The first quarter of FY2027 is expected to be the toughest stretch, with low-single-digit organic sales declines and adjusted operating margin in the high-single digits. About $40 million in tariff costs are front-loaded into Q1.

The full-year net leverage ratio is projected at around 4.0x before the company works it down toward its 3.0x target in later years.

A $2 Billion Charge and a Strategic Reset

Conagra also booked a $2 billion impairment charge in the quarter, tied to the prolonged decline in its stock price and market value. That pushed the net loss to $1.6 billion for Q4.

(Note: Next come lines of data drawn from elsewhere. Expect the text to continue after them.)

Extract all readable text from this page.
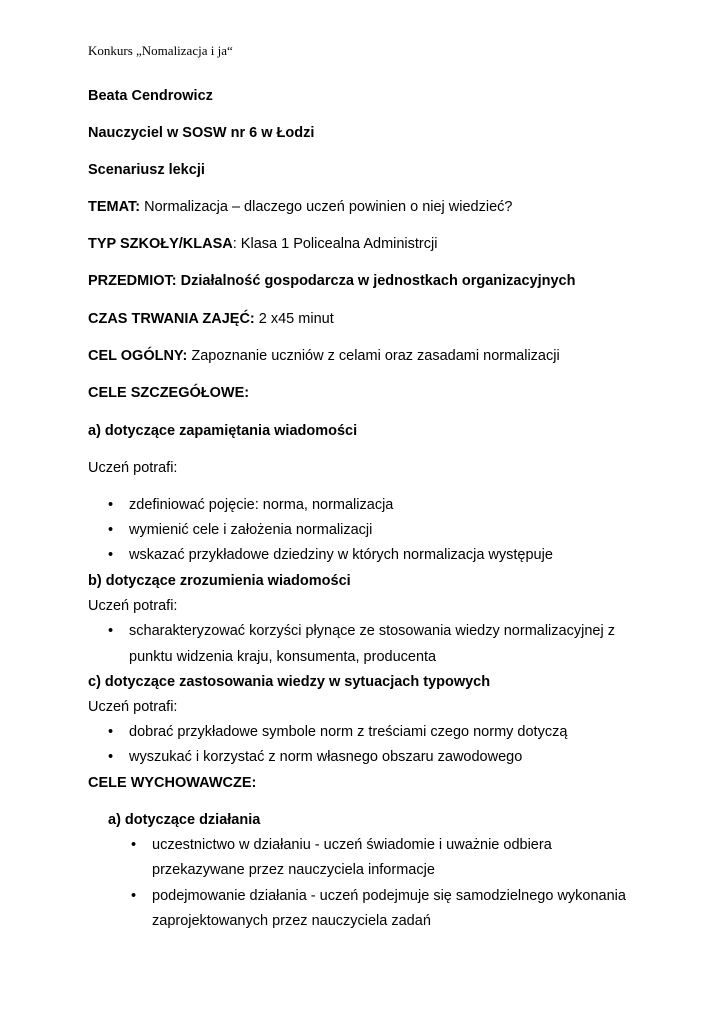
Konkurs „Nomalizacja i ja“
Beata Cendrowicz
Nauczyciel w SOSW nr 6 w Łodzi
Scenariusz lekcji
TEMAT: Normalizacja – dlaczego uczeń powinien o niej wiedzieć?
TYP SZKOŁY/KLASA: Klasa 1 Policealna Administrcji
PRZEDMIOT: Działalność gospodarcza w jednostkach organizacyjnych
CZAS TRWANIA ZAJĘĆ: 2 x45 minut
CEL OGÓLNY: Zapoznanie uczniów z celami oraz zasadami normalizacji
CELE SZCZEGÓŁOWE:
a) dotyczące zapamiętania wiadomości
Uczeń potrafi:
• zdefiniować pojęcie: norma, normalizacja
• wymienić cele i założenia normalizacji
• wskazać przykładowe dziedziny w których normalizacja występuje
b) dotyczące zrozumienia wiadomości
Uczeń potrafi:
• scharakteryzować korzyści płynące ze stosowania wiedzy normalizacyjnej z
punktu widzenia kraju, konsumenta, producenta
c) dotyczące zastosowania wiedzy w sytuacjach typowych
Uczeń potrafi:
• dobrać przykładowe symbole norm z treściami czego normy dotyczą
• wyszukać i korzystać z norm własnego obszaru zawodowego
CELE WYCHOWAWCZE:
a) dotyczące działania
• uczestnictwo w działaniu - uczeń świadomie i uważnie odbiera
przekazywane przez nauczyciela informacje
• podejmowanie działania - uczeń podejmuje się samodzielnego wykonania
zaprojektowanych przez nauczyciela zadań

For the full fiscal year 2026, adjusted EPS came in at $1.72, a 25.2% decline year-over-year, though it landed within the company’s original guidance range. Free cash flow conversion was strong at 119%, though absolute free cash flow dropped 24.9% to $979 million.

Brase outlined four strategic priorities: stabilizing margins, increasing brand investment, simplifying the portfolio, and resetting capital allocation. Advertising and promotion spending is set to rise to roughly 3% of net sales in FY2027, a 14% increase year-over-year.

Capital expenditures are planned at around $550 million for FY2027, up from $423 million in FY2026, with a focus on supply chain modernization.

Consumer pressure from store-brand competition continues to weigh on volumes. The company noted that shoppers dealing with inflation, particularly at the gas pump, have been trading down.

CAG stock has lost about 18% of its value since the start of 2026.